Friday, November 15, 2013

Hello?

Iäm I'm working on a Swedish keyboard and tired from working entirely too much and feeling the effects of my superior happy hour, so this won't be the most gripping reading you will do this week. I just didnät didn't want to let more time go by without writing, or I might stop altogether.

Does that opening statement need explaining? The Swedish keyboard is mysterious. Punctuation randomly placed (in my humble opinion) and those extra vowels (öäå) where my most cherished and used punctuation normally sits. It's unnerving to type it's and instead see itäs. Over and over again, because I never learn, apparently. I could, I suppose, change the keyboard to a virtual English keyboard but that seems a little defeatist to me. I have no idea what the extra keys might hold and not enough curiosity to find out. I could just be lazy.

I worked more hours than a human being reasonably should in the last two weeks. Why, oh why, is the word no so difficult? I say no to lots of things and lots of people, but some twisted part of me just can't say no to the chance to earn money.
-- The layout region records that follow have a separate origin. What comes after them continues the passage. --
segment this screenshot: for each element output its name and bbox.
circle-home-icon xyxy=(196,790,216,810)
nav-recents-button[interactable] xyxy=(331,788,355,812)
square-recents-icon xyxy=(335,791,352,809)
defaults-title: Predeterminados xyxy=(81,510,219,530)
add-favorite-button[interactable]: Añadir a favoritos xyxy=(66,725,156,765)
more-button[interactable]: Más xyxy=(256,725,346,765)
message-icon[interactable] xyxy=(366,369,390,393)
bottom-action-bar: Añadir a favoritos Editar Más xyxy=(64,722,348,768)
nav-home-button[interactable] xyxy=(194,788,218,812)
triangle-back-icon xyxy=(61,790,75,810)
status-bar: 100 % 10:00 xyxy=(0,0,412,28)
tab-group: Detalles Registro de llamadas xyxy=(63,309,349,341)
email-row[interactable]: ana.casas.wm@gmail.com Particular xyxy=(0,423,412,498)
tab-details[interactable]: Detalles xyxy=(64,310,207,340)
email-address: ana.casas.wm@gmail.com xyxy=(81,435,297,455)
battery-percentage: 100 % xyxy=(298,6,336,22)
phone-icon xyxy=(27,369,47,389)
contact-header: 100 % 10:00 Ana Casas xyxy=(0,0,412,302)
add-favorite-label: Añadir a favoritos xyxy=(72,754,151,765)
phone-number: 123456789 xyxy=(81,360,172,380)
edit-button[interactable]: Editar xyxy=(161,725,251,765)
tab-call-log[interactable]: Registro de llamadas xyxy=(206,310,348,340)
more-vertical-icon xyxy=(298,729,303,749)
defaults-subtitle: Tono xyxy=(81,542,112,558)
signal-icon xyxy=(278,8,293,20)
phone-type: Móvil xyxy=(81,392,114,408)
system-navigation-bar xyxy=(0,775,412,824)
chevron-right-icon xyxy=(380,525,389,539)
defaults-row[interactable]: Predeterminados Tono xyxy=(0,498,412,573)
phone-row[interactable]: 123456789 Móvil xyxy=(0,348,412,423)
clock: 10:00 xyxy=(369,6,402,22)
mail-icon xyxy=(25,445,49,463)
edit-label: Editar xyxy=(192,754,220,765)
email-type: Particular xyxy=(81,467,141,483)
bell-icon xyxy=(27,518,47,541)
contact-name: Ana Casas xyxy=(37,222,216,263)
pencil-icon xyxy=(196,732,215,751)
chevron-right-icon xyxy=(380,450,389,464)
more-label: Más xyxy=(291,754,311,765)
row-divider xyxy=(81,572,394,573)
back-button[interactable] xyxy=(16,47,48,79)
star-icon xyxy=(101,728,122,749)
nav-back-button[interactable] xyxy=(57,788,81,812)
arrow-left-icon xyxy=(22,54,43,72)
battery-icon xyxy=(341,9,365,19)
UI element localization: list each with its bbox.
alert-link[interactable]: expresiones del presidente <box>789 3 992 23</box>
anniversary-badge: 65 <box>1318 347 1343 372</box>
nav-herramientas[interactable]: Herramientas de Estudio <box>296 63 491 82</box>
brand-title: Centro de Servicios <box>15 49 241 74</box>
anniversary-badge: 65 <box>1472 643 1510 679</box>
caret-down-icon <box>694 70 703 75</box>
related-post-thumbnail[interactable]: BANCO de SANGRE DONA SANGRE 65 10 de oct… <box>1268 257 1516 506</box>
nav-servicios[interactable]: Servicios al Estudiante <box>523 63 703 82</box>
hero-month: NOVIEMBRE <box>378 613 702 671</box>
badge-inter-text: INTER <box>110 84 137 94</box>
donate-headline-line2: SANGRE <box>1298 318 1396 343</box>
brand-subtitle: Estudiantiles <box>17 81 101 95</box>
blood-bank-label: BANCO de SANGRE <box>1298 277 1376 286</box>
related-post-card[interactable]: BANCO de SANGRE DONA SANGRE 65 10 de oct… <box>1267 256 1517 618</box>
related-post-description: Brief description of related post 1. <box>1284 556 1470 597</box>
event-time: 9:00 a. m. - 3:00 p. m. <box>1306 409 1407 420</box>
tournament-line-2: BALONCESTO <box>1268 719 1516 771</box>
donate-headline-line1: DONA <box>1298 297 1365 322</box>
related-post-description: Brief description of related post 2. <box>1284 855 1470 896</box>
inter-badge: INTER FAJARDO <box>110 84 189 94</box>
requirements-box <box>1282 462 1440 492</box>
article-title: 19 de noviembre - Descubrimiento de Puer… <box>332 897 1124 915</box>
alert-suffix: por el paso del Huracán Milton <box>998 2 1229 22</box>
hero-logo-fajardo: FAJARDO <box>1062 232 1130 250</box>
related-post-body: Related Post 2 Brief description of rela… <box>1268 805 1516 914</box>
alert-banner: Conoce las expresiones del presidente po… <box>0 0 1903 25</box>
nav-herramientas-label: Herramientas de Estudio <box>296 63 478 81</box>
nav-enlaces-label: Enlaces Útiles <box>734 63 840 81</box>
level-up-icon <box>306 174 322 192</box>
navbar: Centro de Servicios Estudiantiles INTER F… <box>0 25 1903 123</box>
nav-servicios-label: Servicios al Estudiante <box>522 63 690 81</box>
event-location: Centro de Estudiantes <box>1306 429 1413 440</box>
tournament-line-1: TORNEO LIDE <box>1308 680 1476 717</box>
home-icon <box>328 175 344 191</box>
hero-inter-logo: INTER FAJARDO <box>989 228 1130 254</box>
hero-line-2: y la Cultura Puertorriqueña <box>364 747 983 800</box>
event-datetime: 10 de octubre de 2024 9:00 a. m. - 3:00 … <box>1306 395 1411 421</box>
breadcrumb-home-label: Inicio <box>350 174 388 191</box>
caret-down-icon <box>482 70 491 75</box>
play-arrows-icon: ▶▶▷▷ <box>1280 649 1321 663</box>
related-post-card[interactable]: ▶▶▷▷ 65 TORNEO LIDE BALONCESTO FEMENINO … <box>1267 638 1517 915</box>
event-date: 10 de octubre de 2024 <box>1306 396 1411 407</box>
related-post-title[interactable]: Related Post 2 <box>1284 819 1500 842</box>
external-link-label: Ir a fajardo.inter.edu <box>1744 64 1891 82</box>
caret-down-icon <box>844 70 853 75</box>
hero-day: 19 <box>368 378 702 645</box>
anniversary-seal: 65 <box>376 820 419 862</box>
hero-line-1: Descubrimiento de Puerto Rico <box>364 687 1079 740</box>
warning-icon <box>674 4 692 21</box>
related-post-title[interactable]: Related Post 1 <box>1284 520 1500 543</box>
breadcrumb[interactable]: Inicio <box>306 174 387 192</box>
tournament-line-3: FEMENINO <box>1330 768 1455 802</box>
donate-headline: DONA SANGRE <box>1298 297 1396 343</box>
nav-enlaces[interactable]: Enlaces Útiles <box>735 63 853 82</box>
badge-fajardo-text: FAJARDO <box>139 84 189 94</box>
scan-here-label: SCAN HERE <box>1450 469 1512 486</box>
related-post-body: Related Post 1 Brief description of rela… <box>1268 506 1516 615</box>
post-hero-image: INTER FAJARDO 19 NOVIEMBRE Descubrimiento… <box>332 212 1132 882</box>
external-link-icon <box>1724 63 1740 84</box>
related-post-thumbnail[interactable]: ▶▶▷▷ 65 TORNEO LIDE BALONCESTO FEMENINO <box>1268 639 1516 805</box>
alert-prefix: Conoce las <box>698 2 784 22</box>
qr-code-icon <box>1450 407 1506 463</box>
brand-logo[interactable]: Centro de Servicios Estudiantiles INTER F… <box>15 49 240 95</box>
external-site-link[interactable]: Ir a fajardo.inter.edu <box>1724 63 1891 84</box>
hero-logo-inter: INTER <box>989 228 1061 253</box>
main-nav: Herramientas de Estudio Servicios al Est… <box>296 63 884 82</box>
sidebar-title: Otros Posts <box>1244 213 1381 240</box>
On the upside, I earned two and a half months worth of salary in those two weeks, so January and February arenät aren't looking quite as bleak as they have in past years.

And finally on the topic of happy hour. Oh my, what to say. Iäve I've tried the cheap brand of brandy. It was disappointing, to say the least. Mostly at our supermarket they sell pretty top shelf stuff so I bought rum that comes in its own little suede bag and probably cost as much as the Phillips brand (conveniently bottled less than 40 miles from my parents house) half gallon jug. Possibly more. And Iäve ack! I've decided I donät don't care.

Because Iäm I'm worth it.

Well, that and happy hour happens rather infrequently so this small bottle could last me six months or more.

Probably best to call it a day and attempt this again on a computer more compatible with my language and cognitive abilities. Some days you just aren'ät (see how close I was there?) aren't gonna get me at my best. But Iäll (sigh) I'll never stop trying.